Mehr als ein klassischer Krimi
"Einsame Nacht" ist weit mehr als ein klassischer Kriminalfall. Die Geschichte handelt von Traumata, Vertrauensbrüchen und Obsessionen. Im zweiten Teil, der am 3. Oktober ausgestrahlt wird, stoßen Kate und Pamela auf Verbindungen zwischen den Opfern aus Schulzeiten. Was damals passierte, löst nun einen gnadenlosen Rachefeldzug aus. Die Zeugin Anna Carter (Lara Feith) gerät ins Zentrum der Ermittlungen, während Kate herausfinden will, was die manipulative Dating-Agentin verschweigt. Als Pamela die verschwundene Altenpflegerin ausfindig macht, ahnt Kate noch nicht, welche Gefahr auf ihre unvorsichtige Chefin und bald auch auf sie selbst lauert. In bester Thriller-Manier sorgt Lühdorffs Inszenierung nicht nur beim Showdown für Gänsehaut.

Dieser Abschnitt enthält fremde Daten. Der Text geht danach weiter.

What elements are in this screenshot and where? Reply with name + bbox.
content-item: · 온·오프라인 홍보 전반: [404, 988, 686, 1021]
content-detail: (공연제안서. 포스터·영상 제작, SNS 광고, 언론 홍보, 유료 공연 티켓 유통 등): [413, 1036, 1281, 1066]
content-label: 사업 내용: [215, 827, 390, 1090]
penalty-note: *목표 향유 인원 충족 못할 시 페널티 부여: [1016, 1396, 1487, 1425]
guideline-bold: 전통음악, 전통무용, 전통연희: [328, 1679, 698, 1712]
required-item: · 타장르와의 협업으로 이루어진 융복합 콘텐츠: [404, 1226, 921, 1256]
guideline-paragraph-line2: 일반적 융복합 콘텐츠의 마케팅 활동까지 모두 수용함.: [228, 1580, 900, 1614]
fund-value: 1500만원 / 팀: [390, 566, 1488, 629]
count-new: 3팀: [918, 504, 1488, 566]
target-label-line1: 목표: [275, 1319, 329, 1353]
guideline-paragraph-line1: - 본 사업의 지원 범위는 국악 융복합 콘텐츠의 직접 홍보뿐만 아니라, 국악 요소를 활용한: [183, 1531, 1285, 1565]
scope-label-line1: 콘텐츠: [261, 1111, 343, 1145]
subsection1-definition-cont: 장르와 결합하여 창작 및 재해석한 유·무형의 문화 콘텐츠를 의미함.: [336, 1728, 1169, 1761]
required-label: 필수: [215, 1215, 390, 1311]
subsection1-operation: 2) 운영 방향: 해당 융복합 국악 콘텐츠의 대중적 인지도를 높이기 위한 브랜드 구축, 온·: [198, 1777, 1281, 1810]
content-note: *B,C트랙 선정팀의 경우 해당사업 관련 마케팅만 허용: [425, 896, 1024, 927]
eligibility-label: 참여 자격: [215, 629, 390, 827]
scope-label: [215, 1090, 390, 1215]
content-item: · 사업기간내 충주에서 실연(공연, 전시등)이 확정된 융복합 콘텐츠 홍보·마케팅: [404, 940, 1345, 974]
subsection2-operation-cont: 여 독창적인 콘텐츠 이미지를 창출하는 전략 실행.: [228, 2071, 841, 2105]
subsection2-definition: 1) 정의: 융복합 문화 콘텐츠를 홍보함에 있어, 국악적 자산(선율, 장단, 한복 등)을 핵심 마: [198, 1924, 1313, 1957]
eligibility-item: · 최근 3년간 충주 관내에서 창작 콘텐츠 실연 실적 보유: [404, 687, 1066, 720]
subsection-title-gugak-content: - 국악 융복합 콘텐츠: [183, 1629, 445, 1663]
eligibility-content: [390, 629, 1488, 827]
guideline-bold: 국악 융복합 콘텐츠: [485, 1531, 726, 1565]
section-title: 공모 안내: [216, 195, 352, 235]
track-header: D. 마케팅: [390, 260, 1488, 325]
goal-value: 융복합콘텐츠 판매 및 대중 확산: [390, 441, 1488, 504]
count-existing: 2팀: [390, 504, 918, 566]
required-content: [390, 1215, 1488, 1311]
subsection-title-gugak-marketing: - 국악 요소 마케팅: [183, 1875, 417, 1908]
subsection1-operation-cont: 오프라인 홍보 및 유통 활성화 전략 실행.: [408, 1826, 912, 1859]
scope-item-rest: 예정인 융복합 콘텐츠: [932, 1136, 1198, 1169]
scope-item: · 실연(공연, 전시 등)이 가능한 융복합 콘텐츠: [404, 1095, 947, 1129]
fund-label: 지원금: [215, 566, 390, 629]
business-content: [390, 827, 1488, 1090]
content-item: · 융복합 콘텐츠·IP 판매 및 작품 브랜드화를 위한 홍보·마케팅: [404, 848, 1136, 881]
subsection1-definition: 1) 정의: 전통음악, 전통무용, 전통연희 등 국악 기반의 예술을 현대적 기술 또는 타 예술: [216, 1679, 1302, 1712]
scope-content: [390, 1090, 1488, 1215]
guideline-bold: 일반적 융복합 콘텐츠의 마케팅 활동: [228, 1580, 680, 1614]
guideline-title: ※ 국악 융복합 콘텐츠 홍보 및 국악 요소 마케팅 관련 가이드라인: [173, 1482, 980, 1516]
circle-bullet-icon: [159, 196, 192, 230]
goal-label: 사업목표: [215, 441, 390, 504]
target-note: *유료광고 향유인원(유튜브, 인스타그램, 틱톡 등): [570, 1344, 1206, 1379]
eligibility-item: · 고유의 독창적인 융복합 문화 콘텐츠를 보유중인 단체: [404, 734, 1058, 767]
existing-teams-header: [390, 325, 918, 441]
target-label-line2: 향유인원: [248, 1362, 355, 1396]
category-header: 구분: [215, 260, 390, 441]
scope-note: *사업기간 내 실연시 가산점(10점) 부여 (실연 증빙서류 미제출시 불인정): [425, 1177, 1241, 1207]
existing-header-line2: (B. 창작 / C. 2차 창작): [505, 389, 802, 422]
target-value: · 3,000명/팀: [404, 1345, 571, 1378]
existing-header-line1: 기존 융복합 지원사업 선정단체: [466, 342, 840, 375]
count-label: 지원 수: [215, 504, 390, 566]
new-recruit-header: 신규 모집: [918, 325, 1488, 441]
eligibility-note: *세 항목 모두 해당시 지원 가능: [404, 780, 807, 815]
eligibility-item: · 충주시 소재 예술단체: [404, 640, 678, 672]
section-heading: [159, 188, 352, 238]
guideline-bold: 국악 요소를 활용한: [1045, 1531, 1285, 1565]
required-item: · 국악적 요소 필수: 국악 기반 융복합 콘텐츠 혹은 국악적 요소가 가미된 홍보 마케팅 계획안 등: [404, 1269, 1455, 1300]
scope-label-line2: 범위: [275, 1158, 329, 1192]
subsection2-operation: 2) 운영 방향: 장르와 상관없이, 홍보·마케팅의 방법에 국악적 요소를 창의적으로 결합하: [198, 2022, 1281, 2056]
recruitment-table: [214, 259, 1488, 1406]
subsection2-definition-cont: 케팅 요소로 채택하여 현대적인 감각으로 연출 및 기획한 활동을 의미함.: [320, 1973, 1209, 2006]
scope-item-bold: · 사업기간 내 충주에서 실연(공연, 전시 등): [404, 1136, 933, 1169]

Reents wünscht sich, dass der Film die Zuschauerinnen und Zuschauer berührt: "Vielleicht gibt er den Mut, sich den eigenen Ängsten zu stellen, sich in der Figur wiederzuerkennen und über den eigenen Schatten zu springen. Und dass ein Gefühl bleibt: Wir sind nie ganz allein."
Die Kate-Linville-Reihe wird fortgesetzt. In der bereits in Entwicklung befindlichen Verfilmung des fünften Romans "Dunkles Wasser" gerät eine Familie ins Visier eines Stalkers, alte Geheimnisse treten zutage, und die Ermittlungen führen tief in die Vergangenheit.